Interview mit einem japanischen Ramen-Meister

Japan ist für viele Dinge bekannt. Eines davon ist die wohl schmackhafteste und vielseitigste Nudelsuppe der Welt: Ramen. Aber was genau ist das überhaupt? Wir finden, diese Frage kann uns nur ein echter japanischer Ramen-Meister beantworten. Im Interview mit Hirotoshi Inue erfahren wir alles, was wir schon immer über das weltberühmte Gericht wissen wollten und erhalten dabei einen einmaligen Einblick in die kulturelle und kulinarische Seele Japans. Vorsicht: Es besteht die Gefahr, beim Lesen hungrig zu werden!
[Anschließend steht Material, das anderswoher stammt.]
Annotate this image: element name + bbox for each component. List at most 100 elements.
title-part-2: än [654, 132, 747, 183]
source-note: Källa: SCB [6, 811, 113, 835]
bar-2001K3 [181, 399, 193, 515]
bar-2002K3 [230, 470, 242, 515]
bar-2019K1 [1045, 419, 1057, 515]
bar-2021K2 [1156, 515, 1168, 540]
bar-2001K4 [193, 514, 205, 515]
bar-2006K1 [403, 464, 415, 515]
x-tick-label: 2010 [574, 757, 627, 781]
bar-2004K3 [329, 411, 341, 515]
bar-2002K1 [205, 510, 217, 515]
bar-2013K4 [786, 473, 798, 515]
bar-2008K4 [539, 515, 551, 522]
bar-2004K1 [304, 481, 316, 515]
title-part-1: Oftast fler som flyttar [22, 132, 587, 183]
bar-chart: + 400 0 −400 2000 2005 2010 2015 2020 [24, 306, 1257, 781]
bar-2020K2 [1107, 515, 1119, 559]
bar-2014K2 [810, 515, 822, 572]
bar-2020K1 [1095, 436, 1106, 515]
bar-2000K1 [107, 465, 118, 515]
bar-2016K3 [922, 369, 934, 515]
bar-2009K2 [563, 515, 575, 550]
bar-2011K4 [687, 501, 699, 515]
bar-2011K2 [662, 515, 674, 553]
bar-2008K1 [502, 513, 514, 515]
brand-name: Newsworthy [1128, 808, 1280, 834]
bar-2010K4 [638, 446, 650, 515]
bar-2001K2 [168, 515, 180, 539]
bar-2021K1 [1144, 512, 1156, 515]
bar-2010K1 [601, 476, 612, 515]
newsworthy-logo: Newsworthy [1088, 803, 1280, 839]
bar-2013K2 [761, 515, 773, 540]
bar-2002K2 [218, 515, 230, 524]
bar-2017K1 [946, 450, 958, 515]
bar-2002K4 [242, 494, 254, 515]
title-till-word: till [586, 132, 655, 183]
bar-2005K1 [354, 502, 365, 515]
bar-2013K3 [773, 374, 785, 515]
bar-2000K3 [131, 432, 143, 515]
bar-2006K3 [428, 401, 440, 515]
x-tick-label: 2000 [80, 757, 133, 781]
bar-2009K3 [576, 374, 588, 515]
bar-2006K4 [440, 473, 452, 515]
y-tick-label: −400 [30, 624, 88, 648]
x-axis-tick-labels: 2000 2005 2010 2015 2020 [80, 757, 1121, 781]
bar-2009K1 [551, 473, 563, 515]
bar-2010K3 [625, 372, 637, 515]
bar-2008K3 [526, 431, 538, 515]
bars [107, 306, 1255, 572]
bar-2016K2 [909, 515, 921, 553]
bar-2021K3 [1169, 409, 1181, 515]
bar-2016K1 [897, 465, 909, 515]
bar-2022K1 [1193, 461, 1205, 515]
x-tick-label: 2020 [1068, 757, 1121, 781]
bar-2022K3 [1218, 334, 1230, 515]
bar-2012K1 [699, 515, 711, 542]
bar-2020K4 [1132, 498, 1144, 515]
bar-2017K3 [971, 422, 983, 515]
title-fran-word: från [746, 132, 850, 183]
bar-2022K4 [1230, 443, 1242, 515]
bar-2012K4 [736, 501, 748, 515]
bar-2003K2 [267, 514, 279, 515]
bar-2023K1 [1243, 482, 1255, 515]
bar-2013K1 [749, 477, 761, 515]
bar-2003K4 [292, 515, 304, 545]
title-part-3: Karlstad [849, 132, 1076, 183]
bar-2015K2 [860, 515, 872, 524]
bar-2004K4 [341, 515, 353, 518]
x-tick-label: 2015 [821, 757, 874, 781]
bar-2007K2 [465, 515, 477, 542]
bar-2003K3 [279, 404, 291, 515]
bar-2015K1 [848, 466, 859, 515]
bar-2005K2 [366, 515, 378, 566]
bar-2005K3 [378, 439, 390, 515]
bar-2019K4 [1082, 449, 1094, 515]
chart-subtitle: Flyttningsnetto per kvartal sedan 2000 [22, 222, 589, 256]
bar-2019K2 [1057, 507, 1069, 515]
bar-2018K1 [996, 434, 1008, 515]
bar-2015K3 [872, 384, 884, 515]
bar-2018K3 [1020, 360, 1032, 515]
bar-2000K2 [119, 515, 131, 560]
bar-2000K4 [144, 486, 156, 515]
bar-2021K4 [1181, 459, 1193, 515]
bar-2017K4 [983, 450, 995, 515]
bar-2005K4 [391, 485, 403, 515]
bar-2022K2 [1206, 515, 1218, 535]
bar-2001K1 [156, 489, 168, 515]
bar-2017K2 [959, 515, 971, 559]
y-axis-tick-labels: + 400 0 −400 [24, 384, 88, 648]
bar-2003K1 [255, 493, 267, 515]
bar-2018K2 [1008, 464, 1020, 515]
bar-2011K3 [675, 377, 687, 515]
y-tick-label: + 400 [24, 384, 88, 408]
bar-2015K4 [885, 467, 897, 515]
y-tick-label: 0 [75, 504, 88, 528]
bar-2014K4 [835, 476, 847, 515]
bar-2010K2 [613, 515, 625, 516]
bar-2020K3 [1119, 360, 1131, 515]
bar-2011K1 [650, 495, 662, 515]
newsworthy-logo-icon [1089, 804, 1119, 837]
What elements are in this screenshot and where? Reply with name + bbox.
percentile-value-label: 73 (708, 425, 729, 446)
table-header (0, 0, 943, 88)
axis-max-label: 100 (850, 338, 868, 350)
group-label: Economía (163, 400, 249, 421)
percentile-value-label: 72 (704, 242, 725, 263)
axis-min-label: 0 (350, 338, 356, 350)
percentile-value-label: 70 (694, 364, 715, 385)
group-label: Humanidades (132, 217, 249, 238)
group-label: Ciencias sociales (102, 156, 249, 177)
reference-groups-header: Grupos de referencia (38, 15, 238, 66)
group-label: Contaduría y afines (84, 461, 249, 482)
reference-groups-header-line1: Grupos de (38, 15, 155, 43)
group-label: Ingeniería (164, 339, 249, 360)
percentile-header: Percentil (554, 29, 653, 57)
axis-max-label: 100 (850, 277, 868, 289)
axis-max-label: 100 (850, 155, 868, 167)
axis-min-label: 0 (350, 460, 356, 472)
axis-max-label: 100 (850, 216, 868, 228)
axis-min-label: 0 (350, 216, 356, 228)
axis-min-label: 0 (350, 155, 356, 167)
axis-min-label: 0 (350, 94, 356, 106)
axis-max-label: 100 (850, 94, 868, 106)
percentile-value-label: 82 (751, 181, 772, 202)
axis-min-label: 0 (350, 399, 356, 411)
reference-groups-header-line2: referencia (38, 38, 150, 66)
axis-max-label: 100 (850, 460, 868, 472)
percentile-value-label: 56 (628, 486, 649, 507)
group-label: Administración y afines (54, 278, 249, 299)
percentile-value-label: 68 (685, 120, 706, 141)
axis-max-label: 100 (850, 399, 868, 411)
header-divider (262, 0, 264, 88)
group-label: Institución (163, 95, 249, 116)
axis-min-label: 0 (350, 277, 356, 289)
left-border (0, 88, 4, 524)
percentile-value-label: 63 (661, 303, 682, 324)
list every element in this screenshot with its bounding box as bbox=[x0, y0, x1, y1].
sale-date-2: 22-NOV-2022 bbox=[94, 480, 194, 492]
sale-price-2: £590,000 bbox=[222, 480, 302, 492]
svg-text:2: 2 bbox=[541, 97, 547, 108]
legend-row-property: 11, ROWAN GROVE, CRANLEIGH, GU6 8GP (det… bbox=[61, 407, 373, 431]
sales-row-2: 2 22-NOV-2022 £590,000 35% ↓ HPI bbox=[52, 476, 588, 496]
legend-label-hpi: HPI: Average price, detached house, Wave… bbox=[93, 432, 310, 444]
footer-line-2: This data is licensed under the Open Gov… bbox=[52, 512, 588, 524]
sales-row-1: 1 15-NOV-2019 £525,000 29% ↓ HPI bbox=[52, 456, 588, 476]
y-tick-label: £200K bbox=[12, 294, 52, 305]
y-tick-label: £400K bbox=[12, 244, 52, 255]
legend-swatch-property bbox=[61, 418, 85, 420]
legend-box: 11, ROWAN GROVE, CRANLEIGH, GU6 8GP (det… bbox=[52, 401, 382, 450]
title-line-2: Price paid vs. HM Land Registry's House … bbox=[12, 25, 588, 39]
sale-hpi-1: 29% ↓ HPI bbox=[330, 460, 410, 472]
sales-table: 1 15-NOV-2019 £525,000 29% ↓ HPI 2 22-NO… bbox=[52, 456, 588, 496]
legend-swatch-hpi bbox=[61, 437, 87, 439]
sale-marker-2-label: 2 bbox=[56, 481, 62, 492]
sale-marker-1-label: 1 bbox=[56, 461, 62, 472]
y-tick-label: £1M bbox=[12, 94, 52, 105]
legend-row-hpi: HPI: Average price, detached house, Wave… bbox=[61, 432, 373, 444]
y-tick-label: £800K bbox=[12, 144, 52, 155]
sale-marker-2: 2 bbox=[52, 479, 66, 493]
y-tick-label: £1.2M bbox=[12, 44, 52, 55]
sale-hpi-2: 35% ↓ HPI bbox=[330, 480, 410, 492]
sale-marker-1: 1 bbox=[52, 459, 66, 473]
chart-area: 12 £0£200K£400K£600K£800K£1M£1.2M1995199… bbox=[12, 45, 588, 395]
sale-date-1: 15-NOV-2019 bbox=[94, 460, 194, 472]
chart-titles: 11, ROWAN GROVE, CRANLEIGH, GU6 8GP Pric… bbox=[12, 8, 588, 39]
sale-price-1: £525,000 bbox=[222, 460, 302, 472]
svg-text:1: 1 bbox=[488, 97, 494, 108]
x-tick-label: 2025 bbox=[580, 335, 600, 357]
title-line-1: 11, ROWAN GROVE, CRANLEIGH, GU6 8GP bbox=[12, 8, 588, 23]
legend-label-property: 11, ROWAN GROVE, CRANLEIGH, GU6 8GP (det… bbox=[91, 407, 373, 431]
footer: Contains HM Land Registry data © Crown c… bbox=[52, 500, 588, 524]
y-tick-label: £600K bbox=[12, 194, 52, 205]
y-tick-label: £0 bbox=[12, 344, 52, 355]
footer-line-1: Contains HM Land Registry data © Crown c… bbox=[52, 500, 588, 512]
Ramen essen: so individuell wie du und ich

Wie ein Gericht uns alle verbindet

Der Meister und sein Chef erwarten mich bereits, als ich am späten Sonntag Nachmittag das noch leere Restaurant betrete. Der Meister ist Hirotoshi Inue. Er hat in Tokio sein Handwerk gelernt und verzückt nun jeden Abend die Gäste des Ramen ann in Kiel mit seinen leckeren Kreationen. Der Chef ist Shinichi Umino. Er ist Opernsänger von Beruf und hat viele Jahre darauf gewartet, dass eines Tages ein Japaner in die Stadt kommen und endlich ein schönes Restaurant eröffnen würde. Bis ihm klar wurde, dass er selbst dieser Japaner war. In diesem Augenblick weiß keiner von uns, dass die beiden mir in der nächsten Stunde nicht nur die Geschichte der Ramen-Herstellung näherbringen werden. Hier geht es um mehr als das. Es geht um Hingabe und Leidenschaft, um kulturelle Identität und um das Brückenschlagen zwischen zwei Ländern und Kulturen. Zunächst einmal nehmen wir aber in aller Ruhe Platz. Die große Herzlichkeit und Gastfreundschaft der beiden berührt mich sehr und ich kann es kaum erwarten, meine Fragen zu stellen. Ich frage auf Deutsch, Meister Inue antwortet auf Japanisch und Herr Umino übersetzt beinahe mühelos zwischen uns hin und her – es ist ein wunderbares Bild für das, wofür die berühmte Nudelsuppe eigentlich steht, wie ich bald erfahren werde.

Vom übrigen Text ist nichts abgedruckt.